You have been required to be here each day from 7:45 A.M. to 1:00 P.M. Now that you are going to begin your deliberations, however, you are free to modify this schedule within reason. For example, if you wish to continue deliberating in the afternoons after a reasonable lunch break, that is fine. The Court does, however, recommend that you continue to start your deliberations by 8:00 A.M. If you do not reach a verdict by the end of today, then you will resume your deliberations Wednesday and thereafter.

43.

It is very important that you let the Clerk know via the court security officer in advance what hours you will be deliberating so that the lawyers and parties may be present in the courthouse at any time the jury is deliberating.

44.

You may only deliberate when all twelve of you are together.
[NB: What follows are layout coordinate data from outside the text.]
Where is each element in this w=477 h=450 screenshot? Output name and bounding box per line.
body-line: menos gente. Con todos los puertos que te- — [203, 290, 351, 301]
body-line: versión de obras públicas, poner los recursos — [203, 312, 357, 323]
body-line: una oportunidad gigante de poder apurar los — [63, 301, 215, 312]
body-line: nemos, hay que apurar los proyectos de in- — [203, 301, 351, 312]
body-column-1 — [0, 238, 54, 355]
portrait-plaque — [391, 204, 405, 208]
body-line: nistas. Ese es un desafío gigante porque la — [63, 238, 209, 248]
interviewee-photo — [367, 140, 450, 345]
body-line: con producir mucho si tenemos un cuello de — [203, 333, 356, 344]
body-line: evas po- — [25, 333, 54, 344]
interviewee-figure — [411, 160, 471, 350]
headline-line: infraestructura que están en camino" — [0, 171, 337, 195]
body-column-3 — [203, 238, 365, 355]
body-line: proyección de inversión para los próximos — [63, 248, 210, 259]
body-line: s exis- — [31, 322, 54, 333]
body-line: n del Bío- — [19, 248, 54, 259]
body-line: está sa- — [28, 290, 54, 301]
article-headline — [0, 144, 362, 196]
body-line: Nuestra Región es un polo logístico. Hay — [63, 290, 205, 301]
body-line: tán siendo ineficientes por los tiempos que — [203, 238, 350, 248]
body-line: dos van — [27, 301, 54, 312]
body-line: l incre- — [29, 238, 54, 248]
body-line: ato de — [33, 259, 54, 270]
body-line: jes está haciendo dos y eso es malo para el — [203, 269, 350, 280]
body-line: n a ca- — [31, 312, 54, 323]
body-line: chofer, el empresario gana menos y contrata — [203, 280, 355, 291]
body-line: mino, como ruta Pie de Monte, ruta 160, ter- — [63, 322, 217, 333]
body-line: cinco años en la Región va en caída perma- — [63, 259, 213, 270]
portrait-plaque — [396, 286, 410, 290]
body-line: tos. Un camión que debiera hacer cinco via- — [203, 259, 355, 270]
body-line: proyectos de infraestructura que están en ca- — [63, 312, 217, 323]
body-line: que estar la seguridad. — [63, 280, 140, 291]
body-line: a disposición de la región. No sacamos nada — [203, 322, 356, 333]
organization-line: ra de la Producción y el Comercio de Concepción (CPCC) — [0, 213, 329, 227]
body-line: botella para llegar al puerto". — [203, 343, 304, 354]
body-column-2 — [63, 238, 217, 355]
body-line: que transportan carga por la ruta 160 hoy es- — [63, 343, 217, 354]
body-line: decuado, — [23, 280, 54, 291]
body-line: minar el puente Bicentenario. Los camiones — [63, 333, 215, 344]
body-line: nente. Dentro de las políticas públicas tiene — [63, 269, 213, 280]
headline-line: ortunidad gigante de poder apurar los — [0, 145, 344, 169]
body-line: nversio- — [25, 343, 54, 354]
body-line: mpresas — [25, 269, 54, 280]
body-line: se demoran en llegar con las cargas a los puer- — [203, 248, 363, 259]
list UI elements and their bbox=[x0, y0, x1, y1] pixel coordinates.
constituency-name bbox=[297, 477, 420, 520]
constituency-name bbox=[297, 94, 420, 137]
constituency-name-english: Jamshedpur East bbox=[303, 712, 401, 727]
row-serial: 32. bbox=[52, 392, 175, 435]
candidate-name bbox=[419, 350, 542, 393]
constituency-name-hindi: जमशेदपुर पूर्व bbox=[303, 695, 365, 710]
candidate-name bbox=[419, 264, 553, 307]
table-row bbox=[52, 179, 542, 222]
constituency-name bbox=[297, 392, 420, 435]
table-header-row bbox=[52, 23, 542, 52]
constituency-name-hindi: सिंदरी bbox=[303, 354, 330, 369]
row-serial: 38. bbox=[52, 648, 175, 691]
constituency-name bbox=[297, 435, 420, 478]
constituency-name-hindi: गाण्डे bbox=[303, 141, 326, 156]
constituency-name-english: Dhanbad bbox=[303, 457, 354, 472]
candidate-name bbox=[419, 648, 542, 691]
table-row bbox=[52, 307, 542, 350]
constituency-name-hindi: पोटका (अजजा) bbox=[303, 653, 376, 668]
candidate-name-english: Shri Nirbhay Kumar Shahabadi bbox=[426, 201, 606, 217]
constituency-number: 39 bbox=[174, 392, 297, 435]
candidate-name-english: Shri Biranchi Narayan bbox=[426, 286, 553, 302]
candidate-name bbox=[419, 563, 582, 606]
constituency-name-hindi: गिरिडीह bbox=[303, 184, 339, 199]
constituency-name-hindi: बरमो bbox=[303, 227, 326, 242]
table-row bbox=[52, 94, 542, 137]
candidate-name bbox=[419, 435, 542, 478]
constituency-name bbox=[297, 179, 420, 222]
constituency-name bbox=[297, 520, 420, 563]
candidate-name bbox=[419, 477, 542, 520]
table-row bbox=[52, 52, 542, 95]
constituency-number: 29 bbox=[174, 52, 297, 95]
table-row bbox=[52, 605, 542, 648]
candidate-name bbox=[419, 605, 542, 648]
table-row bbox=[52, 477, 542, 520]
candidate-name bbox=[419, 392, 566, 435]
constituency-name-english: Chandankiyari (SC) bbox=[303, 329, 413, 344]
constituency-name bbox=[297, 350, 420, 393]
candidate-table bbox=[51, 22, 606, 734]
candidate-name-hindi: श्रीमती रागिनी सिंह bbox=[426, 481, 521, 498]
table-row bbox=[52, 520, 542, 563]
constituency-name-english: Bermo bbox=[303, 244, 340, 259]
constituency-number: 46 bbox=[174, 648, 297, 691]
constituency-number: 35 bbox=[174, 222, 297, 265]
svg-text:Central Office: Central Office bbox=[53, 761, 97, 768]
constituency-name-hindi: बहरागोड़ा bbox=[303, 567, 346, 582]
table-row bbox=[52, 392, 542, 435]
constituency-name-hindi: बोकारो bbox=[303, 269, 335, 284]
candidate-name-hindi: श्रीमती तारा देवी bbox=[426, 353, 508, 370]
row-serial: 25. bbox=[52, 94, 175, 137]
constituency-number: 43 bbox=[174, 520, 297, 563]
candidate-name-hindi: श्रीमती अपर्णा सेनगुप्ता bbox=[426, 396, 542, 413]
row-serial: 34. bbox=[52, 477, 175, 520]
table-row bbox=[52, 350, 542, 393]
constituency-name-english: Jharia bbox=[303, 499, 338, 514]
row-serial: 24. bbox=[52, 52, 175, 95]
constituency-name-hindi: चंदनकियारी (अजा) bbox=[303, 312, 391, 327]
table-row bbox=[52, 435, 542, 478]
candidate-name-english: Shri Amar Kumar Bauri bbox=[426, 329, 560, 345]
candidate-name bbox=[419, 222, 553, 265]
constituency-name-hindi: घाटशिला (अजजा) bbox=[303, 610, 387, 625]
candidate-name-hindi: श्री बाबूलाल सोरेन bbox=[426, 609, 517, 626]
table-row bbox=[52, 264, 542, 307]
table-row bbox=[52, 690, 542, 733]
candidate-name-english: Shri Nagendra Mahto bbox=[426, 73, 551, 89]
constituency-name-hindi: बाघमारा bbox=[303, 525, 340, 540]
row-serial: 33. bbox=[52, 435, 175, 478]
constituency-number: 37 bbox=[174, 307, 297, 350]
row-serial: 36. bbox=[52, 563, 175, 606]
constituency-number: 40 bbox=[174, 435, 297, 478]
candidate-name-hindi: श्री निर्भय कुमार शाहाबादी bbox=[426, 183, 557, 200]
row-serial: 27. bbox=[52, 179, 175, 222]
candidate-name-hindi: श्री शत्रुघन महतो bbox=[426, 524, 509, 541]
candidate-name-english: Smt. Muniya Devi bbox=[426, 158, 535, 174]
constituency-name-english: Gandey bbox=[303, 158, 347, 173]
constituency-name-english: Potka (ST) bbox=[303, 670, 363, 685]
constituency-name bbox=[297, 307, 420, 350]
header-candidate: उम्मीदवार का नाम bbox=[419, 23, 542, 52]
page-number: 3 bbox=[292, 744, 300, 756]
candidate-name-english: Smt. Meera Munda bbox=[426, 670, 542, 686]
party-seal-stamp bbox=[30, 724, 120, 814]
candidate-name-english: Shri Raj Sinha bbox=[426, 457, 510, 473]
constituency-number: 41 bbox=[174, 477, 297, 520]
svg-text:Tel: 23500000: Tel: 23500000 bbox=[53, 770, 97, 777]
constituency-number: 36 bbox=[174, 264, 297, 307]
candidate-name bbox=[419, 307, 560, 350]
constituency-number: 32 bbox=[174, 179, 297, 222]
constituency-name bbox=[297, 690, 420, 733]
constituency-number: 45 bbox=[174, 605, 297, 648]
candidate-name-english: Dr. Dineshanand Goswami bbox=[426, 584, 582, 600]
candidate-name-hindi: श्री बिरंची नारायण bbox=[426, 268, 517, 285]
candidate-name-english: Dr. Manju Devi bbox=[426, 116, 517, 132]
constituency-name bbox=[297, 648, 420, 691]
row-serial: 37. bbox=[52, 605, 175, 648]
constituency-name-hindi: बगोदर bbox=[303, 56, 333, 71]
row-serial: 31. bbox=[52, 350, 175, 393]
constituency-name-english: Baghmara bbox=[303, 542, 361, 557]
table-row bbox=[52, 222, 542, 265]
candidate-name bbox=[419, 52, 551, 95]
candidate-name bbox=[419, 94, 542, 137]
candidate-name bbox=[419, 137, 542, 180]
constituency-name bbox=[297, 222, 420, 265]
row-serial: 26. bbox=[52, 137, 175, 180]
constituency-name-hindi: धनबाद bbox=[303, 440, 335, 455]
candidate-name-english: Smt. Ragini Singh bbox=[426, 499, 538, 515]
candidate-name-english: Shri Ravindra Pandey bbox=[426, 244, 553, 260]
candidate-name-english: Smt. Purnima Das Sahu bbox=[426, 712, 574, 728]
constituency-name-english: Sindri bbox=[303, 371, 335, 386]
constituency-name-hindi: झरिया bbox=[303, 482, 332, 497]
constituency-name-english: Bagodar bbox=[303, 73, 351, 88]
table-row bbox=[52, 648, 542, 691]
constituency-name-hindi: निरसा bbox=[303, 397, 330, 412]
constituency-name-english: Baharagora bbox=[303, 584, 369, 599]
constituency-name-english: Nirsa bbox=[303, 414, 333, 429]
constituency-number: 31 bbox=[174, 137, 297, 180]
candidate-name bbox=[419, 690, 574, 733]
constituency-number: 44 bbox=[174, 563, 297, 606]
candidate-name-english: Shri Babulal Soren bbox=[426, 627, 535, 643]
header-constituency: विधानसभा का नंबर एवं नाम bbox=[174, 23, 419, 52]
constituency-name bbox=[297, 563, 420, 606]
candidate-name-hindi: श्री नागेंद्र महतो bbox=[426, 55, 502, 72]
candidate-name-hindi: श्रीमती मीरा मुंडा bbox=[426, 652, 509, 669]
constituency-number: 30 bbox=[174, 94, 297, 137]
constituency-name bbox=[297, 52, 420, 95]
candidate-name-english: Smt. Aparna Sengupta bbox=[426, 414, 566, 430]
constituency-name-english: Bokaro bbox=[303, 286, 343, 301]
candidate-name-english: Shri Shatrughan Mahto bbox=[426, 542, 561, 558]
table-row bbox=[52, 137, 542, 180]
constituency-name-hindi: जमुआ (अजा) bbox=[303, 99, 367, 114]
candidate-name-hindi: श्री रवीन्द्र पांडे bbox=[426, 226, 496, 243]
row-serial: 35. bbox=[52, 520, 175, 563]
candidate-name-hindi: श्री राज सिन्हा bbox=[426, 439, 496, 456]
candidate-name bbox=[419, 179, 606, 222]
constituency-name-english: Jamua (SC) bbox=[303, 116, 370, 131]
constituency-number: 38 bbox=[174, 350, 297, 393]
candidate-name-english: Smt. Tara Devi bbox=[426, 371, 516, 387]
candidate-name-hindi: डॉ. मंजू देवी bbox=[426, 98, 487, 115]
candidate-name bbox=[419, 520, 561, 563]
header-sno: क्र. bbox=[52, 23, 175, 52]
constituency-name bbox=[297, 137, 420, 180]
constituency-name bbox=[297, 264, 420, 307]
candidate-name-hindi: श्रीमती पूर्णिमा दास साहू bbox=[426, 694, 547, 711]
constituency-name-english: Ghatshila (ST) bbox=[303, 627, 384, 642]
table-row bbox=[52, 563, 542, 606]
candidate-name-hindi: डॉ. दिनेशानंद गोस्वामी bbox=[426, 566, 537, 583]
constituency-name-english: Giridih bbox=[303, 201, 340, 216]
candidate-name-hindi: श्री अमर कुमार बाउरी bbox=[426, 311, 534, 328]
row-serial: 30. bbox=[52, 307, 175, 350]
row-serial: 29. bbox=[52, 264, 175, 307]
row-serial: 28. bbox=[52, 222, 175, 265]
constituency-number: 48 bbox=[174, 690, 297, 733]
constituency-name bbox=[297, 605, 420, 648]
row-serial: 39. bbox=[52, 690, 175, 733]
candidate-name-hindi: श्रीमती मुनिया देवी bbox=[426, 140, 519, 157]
This means, for instance, that in the mornings before everyone has arrived or when someone steps out of the jury room to go to the restroom, you may not discuss the case. As well, the admonition that you are not to speak to anyone outside the jury room about this case still applies during your deliberations.

45.

Now, a word to our alternate jurors. You will not be deliberating with the rest of the jury at the outset. You are free to leave once the jury begins its deliberations. You may be called in to replace one of the jurors. Therefore, your responsibilities as an alternate remain in effect. This means you are not to discuss this case with anyone until you join the regular jury in deliberations or until a verdict is returned and I expressly release you from service. If it becomes necessary to have you replace a juror, you will be asked to return to the court. You will then be sworn into the main jury and you and the rest of the jury will begin deliberations anew. If you are not needed, you will be notified as soon as the Court itself makes that determination. We will pause for a moment now for our alternates to be escorted out — with our thanks.

46.

When all twelve of you have reached a unanimous agreement on a verdict, your foreperson will fill in, date and sign the verdict form and advise the court security officer that you have reached a verdict. The foreperson should keep the filled-in verdict form and bring it to the courtroom when the jury returns the verdict. Thank you for your careful attention. The case is now in your hands. You may now retire to the jury room and begin your deliberations.